İlim adamlarından bazısı bunu şöyle yorumlamıştır: Resûlüllah (a.s.) Efendimiz zaman zaman yüzünü göğe çevirip kıblenin değişmesini arzu ediyordu. Ashab-ı kirâm’ın bundan haberleri vardı ve hemen hepsi de böyle bir olayın bir gün gerçekleşeceğini bekliyorlardı. O bakımdan Küba halkına haber verilince, bekledikleri emrin indiğini anladılar ve şüpheye kapılmadan Kabe'ye yöneldiler.

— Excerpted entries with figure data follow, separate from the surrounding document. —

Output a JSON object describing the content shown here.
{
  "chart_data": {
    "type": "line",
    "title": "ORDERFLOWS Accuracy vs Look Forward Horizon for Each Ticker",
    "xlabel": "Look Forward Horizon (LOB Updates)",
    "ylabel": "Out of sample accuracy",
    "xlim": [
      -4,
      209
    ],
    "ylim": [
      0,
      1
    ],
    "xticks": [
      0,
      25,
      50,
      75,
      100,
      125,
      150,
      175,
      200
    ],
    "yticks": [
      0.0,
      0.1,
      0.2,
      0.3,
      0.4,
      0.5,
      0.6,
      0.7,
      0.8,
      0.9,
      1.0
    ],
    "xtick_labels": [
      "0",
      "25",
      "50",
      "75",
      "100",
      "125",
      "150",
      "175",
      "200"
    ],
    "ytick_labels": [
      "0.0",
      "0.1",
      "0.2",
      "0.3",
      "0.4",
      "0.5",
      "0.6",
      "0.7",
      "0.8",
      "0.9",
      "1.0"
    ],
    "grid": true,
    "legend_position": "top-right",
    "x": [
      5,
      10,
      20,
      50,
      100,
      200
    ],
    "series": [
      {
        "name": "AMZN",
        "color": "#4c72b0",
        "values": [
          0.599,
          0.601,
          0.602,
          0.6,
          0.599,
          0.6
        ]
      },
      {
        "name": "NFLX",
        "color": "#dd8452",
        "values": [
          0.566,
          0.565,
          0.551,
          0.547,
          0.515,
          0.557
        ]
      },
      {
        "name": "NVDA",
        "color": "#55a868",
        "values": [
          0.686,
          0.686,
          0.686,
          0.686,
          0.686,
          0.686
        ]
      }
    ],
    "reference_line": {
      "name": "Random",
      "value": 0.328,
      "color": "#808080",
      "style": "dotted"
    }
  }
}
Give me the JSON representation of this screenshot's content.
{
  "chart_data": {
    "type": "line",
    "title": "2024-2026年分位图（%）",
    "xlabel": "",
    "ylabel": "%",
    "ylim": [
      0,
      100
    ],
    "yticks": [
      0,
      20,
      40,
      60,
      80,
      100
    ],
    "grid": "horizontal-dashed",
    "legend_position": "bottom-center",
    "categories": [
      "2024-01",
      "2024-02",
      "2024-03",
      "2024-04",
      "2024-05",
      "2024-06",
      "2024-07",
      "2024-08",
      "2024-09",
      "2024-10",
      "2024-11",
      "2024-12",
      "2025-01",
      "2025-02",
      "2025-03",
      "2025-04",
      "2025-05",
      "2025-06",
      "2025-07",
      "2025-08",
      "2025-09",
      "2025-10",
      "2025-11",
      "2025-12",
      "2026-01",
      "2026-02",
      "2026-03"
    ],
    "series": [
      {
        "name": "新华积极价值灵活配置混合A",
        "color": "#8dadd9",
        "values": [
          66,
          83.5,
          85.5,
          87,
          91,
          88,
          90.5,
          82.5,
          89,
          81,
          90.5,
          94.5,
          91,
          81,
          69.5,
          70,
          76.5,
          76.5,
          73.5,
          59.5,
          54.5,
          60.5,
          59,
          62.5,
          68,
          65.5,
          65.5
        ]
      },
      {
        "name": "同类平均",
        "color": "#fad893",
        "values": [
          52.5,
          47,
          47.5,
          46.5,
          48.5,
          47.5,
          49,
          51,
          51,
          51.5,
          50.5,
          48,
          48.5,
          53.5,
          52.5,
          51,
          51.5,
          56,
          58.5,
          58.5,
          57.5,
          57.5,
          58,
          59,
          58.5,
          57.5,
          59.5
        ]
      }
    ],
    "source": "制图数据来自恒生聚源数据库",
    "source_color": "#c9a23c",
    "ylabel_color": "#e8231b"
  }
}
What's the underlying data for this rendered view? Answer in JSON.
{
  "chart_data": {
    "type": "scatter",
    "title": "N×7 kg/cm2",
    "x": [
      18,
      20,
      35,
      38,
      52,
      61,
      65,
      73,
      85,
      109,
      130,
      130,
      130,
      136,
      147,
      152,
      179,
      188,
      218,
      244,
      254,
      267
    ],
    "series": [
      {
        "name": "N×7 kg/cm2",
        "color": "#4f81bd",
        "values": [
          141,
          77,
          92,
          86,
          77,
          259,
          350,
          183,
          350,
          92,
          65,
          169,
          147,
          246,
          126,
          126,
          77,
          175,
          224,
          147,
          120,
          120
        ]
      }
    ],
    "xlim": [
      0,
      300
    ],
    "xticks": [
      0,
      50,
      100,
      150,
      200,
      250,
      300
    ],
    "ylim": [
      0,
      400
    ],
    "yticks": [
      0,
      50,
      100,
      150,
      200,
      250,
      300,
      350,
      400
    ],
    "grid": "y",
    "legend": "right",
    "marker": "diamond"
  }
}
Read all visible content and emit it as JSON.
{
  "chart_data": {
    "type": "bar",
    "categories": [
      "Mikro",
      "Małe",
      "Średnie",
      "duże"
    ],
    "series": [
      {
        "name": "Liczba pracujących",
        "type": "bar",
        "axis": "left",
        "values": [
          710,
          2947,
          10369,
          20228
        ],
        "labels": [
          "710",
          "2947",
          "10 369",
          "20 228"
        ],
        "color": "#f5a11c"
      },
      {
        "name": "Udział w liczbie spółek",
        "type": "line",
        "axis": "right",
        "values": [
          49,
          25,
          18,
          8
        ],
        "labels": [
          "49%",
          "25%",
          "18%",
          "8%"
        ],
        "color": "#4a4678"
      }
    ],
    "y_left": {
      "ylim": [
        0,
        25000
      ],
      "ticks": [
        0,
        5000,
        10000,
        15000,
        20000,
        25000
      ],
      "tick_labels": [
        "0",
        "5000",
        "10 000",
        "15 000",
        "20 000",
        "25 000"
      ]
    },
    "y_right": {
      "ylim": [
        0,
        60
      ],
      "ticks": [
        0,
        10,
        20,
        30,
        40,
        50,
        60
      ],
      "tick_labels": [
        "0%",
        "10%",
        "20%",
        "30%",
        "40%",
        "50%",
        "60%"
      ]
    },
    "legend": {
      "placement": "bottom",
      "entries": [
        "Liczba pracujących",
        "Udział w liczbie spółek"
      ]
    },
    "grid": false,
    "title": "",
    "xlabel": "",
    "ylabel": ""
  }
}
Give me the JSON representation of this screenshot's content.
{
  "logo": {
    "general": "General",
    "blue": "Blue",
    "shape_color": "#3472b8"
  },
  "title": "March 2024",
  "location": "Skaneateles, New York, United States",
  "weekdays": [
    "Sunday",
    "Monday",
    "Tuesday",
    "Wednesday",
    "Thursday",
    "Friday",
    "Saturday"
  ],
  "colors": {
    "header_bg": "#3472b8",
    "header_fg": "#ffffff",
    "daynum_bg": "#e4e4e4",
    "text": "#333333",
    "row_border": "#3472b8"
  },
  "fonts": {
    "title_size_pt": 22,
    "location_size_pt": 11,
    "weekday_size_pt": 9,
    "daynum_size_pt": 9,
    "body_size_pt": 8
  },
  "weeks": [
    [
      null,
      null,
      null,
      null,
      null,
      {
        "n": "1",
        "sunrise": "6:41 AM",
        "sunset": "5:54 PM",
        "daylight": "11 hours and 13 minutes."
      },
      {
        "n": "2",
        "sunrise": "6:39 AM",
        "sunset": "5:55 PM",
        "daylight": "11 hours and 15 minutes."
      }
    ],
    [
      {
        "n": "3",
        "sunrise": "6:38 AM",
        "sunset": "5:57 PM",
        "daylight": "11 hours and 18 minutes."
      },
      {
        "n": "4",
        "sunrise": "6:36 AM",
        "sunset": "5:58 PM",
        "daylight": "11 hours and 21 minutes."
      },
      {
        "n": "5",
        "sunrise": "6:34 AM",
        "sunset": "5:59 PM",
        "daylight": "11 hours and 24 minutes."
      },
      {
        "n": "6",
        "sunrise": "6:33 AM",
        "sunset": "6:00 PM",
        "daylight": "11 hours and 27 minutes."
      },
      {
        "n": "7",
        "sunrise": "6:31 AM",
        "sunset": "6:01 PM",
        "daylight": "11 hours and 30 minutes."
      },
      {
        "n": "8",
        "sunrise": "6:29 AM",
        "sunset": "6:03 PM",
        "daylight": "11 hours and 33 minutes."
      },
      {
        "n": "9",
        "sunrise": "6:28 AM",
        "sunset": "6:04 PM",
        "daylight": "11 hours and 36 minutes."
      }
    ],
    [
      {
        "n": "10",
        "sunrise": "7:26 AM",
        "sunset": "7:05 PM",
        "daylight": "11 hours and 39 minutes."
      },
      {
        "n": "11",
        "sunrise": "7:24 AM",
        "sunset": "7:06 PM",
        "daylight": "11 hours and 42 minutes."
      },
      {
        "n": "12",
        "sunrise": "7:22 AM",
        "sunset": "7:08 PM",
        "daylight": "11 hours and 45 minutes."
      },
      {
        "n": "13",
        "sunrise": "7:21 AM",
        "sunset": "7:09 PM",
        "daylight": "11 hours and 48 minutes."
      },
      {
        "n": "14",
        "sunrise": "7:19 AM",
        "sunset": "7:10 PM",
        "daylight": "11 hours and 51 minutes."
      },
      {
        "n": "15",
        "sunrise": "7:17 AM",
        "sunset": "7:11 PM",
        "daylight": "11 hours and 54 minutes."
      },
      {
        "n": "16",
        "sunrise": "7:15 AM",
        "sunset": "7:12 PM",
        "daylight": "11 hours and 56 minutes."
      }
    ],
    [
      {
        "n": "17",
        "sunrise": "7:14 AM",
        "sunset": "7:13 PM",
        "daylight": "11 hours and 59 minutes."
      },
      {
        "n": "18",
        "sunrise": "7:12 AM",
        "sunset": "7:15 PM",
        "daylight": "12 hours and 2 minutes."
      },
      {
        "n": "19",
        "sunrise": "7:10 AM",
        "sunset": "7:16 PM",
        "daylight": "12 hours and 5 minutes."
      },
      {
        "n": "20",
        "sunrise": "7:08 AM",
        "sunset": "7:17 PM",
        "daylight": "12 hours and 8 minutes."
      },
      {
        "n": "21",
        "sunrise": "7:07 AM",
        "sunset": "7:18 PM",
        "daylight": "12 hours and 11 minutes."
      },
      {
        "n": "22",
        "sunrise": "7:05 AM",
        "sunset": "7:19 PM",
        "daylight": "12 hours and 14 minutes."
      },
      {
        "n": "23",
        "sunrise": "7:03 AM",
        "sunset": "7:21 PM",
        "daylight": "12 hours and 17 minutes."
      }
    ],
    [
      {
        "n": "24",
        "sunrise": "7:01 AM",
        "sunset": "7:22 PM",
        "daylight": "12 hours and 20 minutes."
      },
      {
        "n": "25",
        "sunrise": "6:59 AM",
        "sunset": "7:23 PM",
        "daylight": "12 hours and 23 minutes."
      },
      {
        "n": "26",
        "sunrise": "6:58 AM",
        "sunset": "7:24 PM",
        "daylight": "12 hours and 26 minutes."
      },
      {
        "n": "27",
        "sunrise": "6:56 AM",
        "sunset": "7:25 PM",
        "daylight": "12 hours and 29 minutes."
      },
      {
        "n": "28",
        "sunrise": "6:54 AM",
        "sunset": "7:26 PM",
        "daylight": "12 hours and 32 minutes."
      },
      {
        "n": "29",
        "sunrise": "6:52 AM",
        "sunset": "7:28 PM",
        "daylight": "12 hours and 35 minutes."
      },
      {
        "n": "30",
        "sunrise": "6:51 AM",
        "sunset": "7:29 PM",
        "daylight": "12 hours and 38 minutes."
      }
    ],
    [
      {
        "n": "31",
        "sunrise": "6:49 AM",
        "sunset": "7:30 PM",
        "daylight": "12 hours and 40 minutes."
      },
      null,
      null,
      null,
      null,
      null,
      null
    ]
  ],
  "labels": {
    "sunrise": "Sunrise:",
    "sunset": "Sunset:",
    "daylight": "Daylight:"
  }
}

el-Iraki ise, bu yorumu pek uygun görmemiş ve kendine göre ayrı bir yorum ortaya koymuştur, şöyle ki: Resûlüllah (a.s.) Efendimiz zamanında haber-i vahit'le amel etmek caizdi. Çünkü ashabın hepsi de âdil, muttaki ve ve müctehit idi. Peygamber (a.s.) Efendimiz'den sonra artık haber-ı vahit'le amel edilmedi.
Taberânî'nin yaptığı rivayette, Küba halkı, haber-i vahit'le amel edip Kabe'ye yönelince, Resûlüllah (a.s.) Efendimiz, "Onlar öyle adamlardır ki, gaybe imân etmişlerdir." buyurmuştur.
Çıkarılan Hükümler:
1- Namazda kıbleye yönelmek şarttır.
2- Korku ve benzeri hallerde bu şart kalkar.
3- Hastalık ve benzeri durumlarda da kıbleye yönelme imkânı yoksa, başka bir cihete yönelip namaz kılmak caizdir.
4- Karanlıktan veya yabancı bir yerde olduğundan kıbleyi tam tayin etme imkânı olmayan kimse, kendi reyine göre, bir cihete yönelip namaz kılar. Buna cevaz verilmiştir. Ancak ya namaz içinde, ya da namazdan sonra bunun farkına varırsa, Hanefîlere göre, namazın içinde fazla bir hareket göstermeden kıbleye döner ve namazını tamamlar. Mâlikîlere göre, namazı olduğu yerde keser ve yeniden kılar. Vakit çıktıktan sonra farkına varırsa, artık kazası gerekmez.